Le virage stratégique est clair. Alors que son offensive patine en Ukraine, la Russie multiplie ces dernières semaines les bombardements sur des installations "critiques". Comprendre: des sites énergétiques précieux pour l'approvisionnement en énergie ou en eau de la population ukrainienne. Le 28 octobre dernier, des frappes massives laissaient 4 millions d'Ukrainiens sans courant; depuis, les frappes continuent, notamment dans les grands centre-villes, comme Kiev ou Kharkiv.

Pour y répondre, les Européens promettent de renforcer leurs aides à l'Ukraine. Emmanuel Macron, dans un tweet publié hier, affirmait à l'issue d'un entretien avec Volodymyr Zelensky, vouloir agir vite sur l'énergie - en plus d'un soutien militaire renforcé, notamment sur les dispositifs antiaériens.
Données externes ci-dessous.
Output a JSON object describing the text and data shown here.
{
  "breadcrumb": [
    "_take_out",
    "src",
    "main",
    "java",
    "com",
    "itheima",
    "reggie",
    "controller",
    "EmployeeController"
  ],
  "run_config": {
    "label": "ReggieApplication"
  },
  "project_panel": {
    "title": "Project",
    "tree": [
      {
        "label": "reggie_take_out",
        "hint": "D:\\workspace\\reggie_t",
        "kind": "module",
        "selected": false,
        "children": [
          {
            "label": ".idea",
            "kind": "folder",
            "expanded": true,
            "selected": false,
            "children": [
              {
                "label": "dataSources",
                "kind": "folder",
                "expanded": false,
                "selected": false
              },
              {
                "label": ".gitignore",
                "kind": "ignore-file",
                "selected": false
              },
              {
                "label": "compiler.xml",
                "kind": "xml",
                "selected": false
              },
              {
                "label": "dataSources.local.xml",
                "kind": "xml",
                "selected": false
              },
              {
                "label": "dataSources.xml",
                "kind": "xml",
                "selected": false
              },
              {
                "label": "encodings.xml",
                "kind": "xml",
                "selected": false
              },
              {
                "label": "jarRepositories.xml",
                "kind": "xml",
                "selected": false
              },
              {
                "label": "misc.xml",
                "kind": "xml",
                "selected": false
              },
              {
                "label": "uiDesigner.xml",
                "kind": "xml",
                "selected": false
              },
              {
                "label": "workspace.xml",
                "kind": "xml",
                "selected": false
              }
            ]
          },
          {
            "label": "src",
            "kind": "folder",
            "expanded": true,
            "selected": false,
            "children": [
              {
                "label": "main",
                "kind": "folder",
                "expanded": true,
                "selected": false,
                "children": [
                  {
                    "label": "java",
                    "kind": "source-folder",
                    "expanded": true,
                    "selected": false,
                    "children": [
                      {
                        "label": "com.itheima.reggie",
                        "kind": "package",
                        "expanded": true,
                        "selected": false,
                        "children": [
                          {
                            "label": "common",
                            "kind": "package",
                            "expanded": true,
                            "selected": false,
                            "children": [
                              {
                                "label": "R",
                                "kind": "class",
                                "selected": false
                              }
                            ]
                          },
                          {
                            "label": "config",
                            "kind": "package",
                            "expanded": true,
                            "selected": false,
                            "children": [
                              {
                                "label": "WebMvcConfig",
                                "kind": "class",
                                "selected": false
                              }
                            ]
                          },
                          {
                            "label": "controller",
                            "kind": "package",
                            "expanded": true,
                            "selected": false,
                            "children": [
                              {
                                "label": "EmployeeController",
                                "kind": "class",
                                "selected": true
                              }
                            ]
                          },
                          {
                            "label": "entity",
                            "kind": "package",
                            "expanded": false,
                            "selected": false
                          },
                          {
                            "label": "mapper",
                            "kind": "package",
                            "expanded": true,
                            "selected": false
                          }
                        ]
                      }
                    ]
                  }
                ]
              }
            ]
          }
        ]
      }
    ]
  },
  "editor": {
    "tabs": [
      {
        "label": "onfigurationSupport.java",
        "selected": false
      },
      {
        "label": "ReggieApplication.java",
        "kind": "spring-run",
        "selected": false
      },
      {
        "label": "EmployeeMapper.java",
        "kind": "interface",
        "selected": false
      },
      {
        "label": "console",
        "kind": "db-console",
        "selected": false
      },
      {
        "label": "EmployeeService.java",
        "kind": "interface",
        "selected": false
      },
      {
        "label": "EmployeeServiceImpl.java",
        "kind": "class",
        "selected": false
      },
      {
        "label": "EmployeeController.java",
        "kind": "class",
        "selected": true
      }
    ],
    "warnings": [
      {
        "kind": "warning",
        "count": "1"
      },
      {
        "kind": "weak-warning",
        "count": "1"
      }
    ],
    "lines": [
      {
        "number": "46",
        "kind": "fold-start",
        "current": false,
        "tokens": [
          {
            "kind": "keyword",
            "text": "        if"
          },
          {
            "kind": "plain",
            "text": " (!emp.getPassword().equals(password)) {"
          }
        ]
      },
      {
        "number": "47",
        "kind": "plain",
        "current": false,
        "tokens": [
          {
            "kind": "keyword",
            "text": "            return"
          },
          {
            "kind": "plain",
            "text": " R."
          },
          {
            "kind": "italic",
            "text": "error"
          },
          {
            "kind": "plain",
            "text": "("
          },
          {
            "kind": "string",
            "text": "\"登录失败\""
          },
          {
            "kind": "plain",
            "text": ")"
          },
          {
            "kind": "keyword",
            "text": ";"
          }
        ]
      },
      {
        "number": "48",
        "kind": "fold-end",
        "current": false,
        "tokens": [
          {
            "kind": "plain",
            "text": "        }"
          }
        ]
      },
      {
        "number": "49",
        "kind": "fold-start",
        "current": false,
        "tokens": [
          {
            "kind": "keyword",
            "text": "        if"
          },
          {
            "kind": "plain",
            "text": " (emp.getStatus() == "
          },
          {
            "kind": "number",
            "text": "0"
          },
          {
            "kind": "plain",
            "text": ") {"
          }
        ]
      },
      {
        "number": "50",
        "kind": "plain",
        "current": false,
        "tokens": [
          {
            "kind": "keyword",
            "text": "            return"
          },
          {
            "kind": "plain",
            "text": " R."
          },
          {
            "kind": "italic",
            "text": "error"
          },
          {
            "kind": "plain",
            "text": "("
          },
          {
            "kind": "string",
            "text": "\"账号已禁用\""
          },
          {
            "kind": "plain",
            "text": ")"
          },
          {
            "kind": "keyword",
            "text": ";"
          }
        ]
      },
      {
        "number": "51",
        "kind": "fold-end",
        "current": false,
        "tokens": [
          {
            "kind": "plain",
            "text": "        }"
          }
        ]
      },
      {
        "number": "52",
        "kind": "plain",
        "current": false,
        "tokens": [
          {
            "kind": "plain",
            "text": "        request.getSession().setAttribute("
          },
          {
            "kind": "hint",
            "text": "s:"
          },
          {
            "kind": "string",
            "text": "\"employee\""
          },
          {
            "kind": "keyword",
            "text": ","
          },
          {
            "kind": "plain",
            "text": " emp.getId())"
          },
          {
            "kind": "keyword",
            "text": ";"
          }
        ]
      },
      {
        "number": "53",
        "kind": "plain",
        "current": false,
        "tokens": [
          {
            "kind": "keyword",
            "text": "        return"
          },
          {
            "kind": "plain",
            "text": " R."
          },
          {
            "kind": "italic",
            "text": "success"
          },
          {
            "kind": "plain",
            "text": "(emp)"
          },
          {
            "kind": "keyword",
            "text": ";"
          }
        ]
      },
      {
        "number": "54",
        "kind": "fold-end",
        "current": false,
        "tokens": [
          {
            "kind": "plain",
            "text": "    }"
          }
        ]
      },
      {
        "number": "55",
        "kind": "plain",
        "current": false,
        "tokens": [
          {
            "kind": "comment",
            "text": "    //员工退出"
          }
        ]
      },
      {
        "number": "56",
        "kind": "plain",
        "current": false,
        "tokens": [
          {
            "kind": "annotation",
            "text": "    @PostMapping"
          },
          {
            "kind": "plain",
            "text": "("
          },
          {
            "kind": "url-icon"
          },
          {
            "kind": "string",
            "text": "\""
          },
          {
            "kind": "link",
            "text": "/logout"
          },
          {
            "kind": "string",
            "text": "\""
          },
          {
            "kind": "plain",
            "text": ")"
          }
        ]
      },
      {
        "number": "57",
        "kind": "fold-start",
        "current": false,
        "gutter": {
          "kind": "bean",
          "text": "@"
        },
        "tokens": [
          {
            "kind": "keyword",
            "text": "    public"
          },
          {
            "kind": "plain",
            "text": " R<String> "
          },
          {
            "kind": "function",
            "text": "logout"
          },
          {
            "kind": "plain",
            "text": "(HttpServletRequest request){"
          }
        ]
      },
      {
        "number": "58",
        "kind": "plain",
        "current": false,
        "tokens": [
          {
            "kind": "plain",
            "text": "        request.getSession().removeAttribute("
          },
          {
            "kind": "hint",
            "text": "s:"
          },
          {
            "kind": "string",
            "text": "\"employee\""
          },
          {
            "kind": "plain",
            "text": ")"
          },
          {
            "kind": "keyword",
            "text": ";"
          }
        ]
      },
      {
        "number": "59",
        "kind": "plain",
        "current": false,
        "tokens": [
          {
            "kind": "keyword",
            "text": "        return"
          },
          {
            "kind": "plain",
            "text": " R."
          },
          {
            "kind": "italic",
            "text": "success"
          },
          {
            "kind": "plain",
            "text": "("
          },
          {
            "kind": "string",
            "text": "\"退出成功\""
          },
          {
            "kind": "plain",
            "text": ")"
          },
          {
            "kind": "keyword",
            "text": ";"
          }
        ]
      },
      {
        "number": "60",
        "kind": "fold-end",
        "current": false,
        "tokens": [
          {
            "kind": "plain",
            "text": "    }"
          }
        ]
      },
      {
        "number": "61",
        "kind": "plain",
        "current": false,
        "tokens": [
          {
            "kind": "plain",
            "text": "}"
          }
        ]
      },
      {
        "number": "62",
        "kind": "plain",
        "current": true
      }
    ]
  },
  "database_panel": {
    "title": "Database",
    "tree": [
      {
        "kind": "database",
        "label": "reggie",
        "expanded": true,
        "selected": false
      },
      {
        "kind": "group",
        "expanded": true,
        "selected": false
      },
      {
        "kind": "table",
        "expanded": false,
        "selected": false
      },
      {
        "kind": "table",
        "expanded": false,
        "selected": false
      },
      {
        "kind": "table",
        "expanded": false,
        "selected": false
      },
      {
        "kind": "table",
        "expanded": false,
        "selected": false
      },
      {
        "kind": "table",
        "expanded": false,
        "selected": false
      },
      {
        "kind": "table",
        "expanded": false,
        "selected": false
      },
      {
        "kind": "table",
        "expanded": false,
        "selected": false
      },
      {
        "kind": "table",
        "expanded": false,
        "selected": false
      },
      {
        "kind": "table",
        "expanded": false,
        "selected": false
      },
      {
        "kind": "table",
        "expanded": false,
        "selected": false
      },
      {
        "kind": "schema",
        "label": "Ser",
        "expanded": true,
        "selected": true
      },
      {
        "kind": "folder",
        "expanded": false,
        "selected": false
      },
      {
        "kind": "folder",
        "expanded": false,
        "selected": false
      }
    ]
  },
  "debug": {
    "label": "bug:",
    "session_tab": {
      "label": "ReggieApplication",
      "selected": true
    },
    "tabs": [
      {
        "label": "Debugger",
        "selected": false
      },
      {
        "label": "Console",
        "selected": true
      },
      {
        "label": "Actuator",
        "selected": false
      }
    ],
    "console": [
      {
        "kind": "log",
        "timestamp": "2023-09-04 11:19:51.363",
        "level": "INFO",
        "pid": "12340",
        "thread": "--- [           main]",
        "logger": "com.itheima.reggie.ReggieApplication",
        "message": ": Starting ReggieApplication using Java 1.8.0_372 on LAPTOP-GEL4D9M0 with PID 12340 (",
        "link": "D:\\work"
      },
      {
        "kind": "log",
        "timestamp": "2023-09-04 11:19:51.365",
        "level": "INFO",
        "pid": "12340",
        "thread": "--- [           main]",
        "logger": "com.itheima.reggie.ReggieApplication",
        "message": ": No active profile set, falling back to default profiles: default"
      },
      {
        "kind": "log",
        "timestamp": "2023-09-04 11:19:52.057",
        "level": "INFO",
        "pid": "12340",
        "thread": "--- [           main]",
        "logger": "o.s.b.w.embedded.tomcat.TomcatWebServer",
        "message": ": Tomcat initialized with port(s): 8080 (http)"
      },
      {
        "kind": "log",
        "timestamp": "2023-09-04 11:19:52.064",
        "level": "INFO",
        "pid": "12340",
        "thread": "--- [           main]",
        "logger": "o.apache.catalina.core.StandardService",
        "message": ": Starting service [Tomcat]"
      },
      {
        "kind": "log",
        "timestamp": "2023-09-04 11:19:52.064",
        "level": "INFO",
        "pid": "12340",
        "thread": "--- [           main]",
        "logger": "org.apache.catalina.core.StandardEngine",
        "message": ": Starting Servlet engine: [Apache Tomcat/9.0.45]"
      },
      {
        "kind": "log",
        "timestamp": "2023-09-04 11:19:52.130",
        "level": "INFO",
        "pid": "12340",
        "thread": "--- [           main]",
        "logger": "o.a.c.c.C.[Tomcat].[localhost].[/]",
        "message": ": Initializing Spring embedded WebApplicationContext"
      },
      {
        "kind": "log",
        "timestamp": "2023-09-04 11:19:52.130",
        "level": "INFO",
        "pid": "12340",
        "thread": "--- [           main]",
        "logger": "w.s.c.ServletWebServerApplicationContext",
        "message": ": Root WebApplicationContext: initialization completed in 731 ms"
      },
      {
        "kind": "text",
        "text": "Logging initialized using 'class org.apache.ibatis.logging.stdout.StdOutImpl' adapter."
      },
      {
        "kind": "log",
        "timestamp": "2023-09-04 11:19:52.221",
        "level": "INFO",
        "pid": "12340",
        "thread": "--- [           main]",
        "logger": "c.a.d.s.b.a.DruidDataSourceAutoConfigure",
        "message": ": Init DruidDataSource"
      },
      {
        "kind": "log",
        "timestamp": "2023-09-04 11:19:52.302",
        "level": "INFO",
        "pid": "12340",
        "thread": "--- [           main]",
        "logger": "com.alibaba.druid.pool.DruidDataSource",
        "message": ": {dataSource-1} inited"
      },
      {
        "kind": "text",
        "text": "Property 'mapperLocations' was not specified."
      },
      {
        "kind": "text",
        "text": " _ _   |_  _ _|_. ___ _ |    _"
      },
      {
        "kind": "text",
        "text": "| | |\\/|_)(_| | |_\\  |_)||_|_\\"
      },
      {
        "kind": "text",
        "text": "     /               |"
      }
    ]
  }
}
L'approvisionnement en eau et les infrastructures électriques ukrainiennes ont subi d'importants dommages dans les attaques russes. Une action est nécessaire avant l'hiver. Nous allons mobiliser rapidement la communauté internationale et le secteur privé."

En visite à Kiev hier, la Commissaire européenne à l'Energie Kadri Simson a rencontré le président ukrainien et discuté des possibilités de déploiement d'une future aide européenne supplémentaire dans le domaine énergétique.

Possiblement tous les sites non-nucléaires affectés

Après des frappes répétées le 28 puis le 31 octobre, où 55 missiles ont été lancés par Moscou (44 interceptés), la situation s'est dégradée rapidement en Ukraine. A Kiev ou Kharkiv, des délestages sont régulièrement opérés pour soulager le réseau électrique, affectant les transports.

Les coupures sont courantes pour les habitants, quand les hôpitaux vivent, de leur côté, avec quelques jours à peine de réserves de diesel; l'un des principaux centres de soins de Kharkiv a aussi dû basculer sur du 180W, contre 220W habituellement.

30% des sites de production sont affectés, souligne la présidence ukrainienne. Dans un entretien au Guardian, le président du gestionnaire de réseau local Ukrenergo, Volodymyr Kudrytskyi, a souligné que "possiblement" toutes les installations non-nucléaires avaient été touchées. Et avec la destruction des infrastructures, difficile d'acheminer même l'électricité produite par les centrales nucléaires ou celles à charbon. Comme le précise Le Figaro, l'Ukraine manque par exemple de pièces de haute technologie pour les transformateurs.

Avant ces attaques de missiles, l'objectif principal était de fournir autant d'énergie que nos clients en avaient besoin. Mais maintenant, nous parlons de la survie du système", décrit-il.

La dégradation du réseau aurait des conséquences graves sur l'issue du conflit - en première ligne, les réseaux de télécommunications pourraient en pâtir rapidement, alors que l'accès à la constellation satellite Starlink est remis en cause.

Armes, production et distribution

Face à ce risque, les solutions sont complexes. L'Ukraine réclame d'abord des armes: les futures frappes russes pourraient aggraver la situation et Kiev doit intercepter autant que possibles les missiles aériens lancés.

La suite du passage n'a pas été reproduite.